Alan Finder told us that other "opinion journals" attacked the professors, "part of a group of foreign policy analysts, known as realists, who believe that international politics is fundamentally about the pursuit of power," as anti-Semitic. But he took no position on the contents of their critique.
The Times hasn't taken a stand on the merits of their arguments for two reasons: Its record on Jewish issues before the creation of Israel in 1948 was shameful and got worse afterwards. A former executive editor spoke for it in the 11/14/01 issue. It's willful blindness to the holocaust was "surely the century's bitterest journalistic failure."
Forbes Magazine laughingly calls itself a "capitalist tool," but today's Times is convinced that it is capitalism's official organ. Indeed if control still rests tightly in the hands of the Ochs and Sulzberger families, publishers since 1896, now worth well over half a billion dollars, a former Federal Communications Commission Chair is on its board of directors and Bear Stern Securities, Brown Brothers Harriman, Charles Schwalb, Citibank, Goldman, Sachs & Co., JP Morgan Chase Bank and Merill Lynch are major stockholders.
Originally from Germany, the Ochs and Sulzbergers started as members of the "Reform" Jewish sect, which preached Tory American patriotism. When the Times defended Atlanta Jew Leo Frank, lynched in 1916 after false rape and murder charges, death threats put Adolph Ochs under "neurological" treatment. He recovered, but thereafter it deliberately fled from fights against anti-Semitism and spiraled right. In 1922 it hailed Mussolini's Fascism as "the most interesting governmental experiment of the day .... We should all be glad that he is going at it vigorously."
Of course, when Hitler came to power in 1933, even it admitted to "qualms which the news from Berlin must cause to all friends of Germany." But
"It is announced that the national finances will be kept in strong and conservative hands .... There is thus no warrant for immediate alarm. It may be that we shall see the 'tamed Hitler' of whom some Germans are hopefully speaking. Always we may look for some such transformation when a radical or demagogue fights his way into responsible office."

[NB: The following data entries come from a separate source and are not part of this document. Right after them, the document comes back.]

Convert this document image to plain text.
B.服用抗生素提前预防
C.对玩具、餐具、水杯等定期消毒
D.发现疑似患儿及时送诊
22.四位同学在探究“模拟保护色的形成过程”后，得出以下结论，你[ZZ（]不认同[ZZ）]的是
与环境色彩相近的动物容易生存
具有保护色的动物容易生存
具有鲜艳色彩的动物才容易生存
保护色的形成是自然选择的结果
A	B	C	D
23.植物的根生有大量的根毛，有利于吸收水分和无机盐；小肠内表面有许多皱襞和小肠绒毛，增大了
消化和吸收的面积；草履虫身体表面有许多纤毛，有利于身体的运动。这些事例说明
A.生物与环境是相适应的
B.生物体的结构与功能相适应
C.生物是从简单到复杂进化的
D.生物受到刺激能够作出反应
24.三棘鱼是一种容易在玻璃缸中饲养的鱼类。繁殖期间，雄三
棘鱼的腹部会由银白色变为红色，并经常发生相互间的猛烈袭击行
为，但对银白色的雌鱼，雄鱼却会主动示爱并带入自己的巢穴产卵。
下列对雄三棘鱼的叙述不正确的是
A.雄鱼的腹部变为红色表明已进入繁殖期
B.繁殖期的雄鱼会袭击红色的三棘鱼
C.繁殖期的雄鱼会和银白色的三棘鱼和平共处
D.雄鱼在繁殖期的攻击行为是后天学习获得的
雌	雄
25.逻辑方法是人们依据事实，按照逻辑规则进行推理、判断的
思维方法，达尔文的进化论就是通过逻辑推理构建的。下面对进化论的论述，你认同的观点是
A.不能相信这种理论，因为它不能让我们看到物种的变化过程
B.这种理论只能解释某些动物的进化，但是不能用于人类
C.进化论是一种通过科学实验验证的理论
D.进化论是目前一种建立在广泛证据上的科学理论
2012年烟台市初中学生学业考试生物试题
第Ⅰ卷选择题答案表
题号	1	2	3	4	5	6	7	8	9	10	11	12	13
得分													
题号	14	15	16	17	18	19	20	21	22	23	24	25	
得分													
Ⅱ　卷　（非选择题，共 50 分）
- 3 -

Tame Hitler quickly vanished from editorials. But wherever possible the paper evaded dealing with Nazi anti-Semitism. By 1942 it buried Washington's 1st announcement of the Holocaust on page 10.
Of course the present publisher, Arthur Ochs Sulzberger, Jr., bears no responsibility for his kin's Hitler era infamies. But he knows that if the Times prints an editorial word in favor of any Mearsheimer/Walt thesis, Zionists would fight back, exposing its morbid role in the Hitler era. That can't do it any good. But there is a more important reason why it can't accept their line.
The Ochs and Sulzbergers privately dismissed pre-state Zionism as utopian and sectarian, raising questions as to Jews' loyalty to the US. In 1946, Arthur Hays Sulzberger gave a synagogue speech denouncing Zionist attacks on calls for liberalizing America's immigration laws, passed in 1924 to keep down the number of Catholic and Jewish immigrants. These Zionists wanted Jews in Displaced Persons camps in Germany to have no choice but to go to Palestine. They retaliated by getting the city's Jewish department stores to pull ads from the paper.
Zionism was an offstage noise in 1933-39 Jewish New York. The important political players were the reformist socialists who led the International Ladies Garment Workers Union. They quit the Socialist Party to support Roosevelt. Their major rival were the Communist Party's Jews. Both despised Zionism for seeking charity donations from Jewish capitalists who should have given the money to their Jewish and other workers. They condemned the World Zionist Organization for its "Transfer" Agreement with Hitler. To get Jewish money out of Germany, the WZO sold Nazi goods in the Middle East and shipped it oranges to Europe via Nazi boats. But the holocaust stunned them. Both left elements regressed into nationalism.